Bagi pembuat kebijakan, rujukan data yang solid dan valid sangat penting, terutama untuk memastikan kebijakannya tepat sasaran. Selain itu, menurut Harmawanti, perencanaan pembangunan amat bergantung pada pijakan data yang kuat.
Atasi problem data
Problem data yang berulang dapat menimbulkan kerumitan, terutama jika menyangkut data kependudukan dalam proses politik, seperti pemilu. Anggota KPU, Viryan Azis, mengatakan, setiap kali pemilu, persoalan daftar pemilih tetap (DPT) selalu berulang. Penyusunan DPT yang berbasis pada data penduduk potensial pemilihan (DP4) yang berkesinambungan menjadi solusi untuk mengatasi persoalan DPT pemilu.
”Di masa depan, data kependudukan itu haruslah selalu dimutakhirkan secara berkelanjutan dan periodik. Selain itu, diperlukan DP4 digital,” katanya.
Dihubungi terpisah, pakar kebijakan publik Universitas Indonesia (UI), Lisman Manurung, mengatakan, dalam upaya menjadikan data sebagai rujukan dalam pengambilan kebijakan, BPS harus pula mulai menyediakan data yang berbasis customer oriented. Artinya, ketersediaan data itu harus sesuai dengan kebutuhan pembuat kebijakan.
”Dengan demikian, kebutuhan data yang diharapkan oleh sektor publik maupun privat dapat dipenuhi. Misalnya, bagi investor yang ingin menanamkan investasinya di suatu daerah, mereka pasti ingin tahu potensi daerah tersebut, dan data stastistik pertumbuhan ekonomi,” katanya.

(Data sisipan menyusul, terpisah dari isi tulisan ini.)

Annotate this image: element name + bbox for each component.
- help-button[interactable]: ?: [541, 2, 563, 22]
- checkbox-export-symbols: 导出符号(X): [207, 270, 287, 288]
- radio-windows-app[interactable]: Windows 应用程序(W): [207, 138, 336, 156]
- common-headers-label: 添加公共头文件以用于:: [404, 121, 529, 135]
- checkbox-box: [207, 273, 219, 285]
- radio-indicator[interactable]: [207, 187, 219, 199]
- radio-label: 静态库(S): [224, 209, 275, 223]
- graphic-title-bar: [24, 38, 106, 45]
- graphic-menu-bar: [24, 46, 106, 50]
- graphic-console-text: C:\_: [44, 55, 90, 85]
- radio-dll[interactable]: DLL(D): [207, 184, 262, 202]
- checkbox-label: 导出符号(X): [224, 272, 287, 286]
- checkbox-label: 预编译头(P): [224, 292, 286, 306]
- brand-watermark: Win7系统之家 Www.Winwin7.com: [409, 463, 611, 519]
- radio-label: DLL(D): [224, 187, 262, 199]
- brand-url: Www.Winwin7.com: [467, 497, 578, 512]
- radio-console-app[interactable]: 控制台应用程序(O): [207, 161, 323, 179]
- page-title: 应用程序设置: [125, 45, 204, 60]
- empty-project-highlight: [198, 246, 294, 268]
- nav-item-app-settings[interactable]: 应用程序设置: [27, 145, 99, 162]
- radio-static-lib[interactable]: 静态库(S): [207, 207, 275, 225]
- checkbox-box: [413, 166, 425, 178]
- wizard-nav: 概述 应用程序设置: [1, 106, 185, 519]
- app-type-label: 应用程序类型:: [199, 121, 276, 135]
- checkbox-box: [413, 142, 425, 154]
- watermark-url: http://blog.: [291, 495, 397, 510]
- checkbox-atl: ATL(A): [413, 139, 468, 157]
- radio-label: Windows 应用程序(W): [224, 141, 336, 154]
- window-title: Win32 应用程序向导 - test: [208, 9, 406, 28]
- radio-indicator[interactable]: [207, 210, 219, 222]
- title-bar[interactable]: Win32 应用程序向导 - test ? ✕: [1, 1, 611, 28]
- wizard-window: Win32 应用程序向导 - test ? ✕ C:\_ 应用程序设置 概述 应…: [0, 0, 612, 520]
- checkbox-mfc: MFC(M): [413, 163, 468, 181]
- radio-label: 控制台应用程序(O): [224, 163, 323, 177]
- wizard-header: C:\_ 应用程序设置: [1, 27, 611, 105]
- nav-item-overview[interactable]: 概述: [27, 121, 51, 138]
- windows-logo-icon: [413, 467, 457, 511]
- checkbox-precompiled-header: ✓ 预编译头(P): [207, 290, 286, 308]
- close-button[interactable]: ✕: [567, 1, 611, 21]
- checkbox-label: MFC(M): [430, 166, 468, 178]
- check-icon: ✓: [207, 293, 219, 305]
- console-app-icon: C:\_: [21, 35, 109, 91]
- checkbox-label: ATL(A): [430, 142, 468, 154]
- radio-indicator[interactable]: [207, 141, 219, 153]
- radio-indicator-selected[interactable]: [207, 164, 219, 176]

Hal penting lainnya, menurut Lisman, untuk mendukung SDI yang dicanangkan pemerintah, BPS dan K/L penyedia data lainnya mesti memanfaatkan kemajuan teknologi dan informasi, misalnya melalui metode pengumpulan big data. Dengan kemajuan TI, data dapat dengan mudah dikumpulkan.
Publik berharap BPS di masa depan dapat mewujudkan ”statistik berkualitas untuk Indonesia tangguh, Indonesia tumbuh” sebagaimana tema Hari Statistik Nasional tahun ini.